-1

Suppose we have a string <span id='make-this-bold'>A giant pan is still a pan.</span>

I want to match the string pan inside the content of the tag but not in the tag. In this example, the desired outcome would pan and pan from 'A giant pan is still a pan'. My initial thought was to use negative look ahead or behind, but I'll have to write different regex if I want to match other strings, like is or old.

To summarize, I'm trying to write a regex that looks for a string, like pan, outside a specific pattern, <span id='make-this-bold'>. How can I easily accomplish this?

Edit on Nov. 19th 2019

Thanks for reading and answering this. To clarify, the object we are dealing with is a string, not HTML elements as there are no HTML DOM elements that contain this text or any make-this-bold tag at this point. The original goal is to inject one specific tag around certain words in a plain text so they can be rendered bold on the web page. In the current script it is treated as a string operation, which uses a for loop to go through a list of words that needs to be bold, search for each word in the string, and if found, inject the tag around it.

Therefore, as the question is framed, it is not to parse HTML but to parse a string, and the answer is not in this question - RegEx match open tags except XHTML self-contained tagsRegEx match open tags except XHTML self-contained tags.

Update

As a workaround, I'm simply replacing <span id='make-this-bold'> and </span> with a string constant before injection and revert them after injection. Still hope there's an elegant regex solution to do look for pattern A but ignore it if pattern A is in pattern B.

joebeav
  • 1
  • 2
  • 3
    Do not use a reg exp on HTML. https://stackoverflow.com/questions/1732348/regex-match-open-tags-except-xhtml-self-contained-tags/ There is always a better solution. – epascarello Nov 18 '19 at 20:07
  • HTML is not a regular language and cannot be correctly parsed with regular expressions. You may want to use an HTML tree parser such as the lxml library in python instead. – deterjan Nov 18 '19 at 20:09
  • to achieve your goal, **it is mandatory to do a syntactic analysis of the html before** you can do your search on sequence of characters. – Mister Jojo Nov 19 '19 at 18:33

2 Answers2

0

As described on the comment lines "Do not use a reg exp on HTML" for the reason described. But if you still have to do it that way, you could try the following with one restriction: No nested tags.

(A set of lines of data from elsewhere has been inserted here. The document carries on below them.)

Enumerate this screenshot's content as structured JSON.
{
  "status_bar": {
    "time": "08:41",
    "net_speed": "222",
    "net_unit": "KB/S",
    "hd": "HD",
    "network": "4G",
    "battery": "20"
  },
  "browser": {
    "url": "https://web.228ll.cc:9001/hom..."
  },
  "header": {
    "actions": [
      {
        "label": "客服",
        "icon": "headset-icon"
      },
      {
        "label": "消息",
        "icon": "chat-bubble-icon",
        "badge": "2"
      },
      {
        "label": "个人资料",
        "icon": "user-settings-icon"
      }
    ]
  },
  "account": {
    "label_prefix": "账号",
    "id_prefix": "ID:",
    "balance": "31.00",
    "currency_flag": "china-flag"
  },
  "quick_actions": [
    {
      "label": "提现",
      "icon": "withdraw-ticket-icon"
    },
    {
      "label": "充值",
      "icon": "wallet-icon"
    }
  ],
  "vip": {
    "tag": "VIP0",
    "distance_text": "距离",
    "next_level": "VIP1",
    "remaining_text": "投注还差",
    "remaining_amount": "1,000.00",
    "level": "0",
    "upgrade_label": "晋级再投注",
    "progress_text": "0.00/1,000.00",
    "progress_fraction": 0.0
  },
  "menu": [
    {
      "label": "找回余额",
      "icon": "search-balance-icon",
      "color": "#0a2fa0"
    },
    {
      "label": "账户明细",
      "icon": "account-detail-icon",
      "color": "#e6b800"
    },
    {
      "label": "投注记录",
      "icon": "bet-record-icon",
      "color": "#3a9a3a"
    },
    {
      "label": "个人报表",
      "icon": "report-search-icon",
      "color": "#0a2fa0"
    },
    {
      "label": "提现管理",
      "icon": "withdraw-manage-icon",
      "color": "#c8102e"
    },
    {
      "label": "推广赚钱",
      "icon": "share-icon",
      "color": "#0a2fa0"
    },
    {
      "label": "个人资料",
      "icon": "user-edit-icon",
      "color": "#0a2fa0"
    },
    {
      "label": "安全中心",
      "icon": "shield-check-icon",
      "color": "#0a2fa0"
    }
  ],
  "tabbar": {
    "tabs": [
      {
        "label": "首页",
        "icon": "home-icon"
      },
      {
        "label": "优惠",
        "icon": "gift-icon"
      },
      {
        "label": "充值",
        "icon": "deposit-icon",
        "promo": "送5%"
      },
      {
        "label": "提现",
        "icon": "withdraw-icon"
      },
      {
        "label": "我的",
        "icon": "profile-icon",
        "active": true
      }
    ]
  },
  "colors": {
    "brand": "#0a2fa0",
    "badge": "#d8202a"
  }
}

console.log(str.match(/>(.*)</g)[0].match(/pan/g));
Addis
  • 2,480
  • 2
  • 13
  • 21
0

With javascript you can analyze tag inside properties without take in count name of the properties. An example:

      var str = document.getElementById("make-this-bold").outerHTML;
      console.log(str);
      var res = str.match('pan');
      console.log(res);
      
<span id='make-this-bold'>A giant pan is still a pan.</span>
alarti
  • 32
  • 1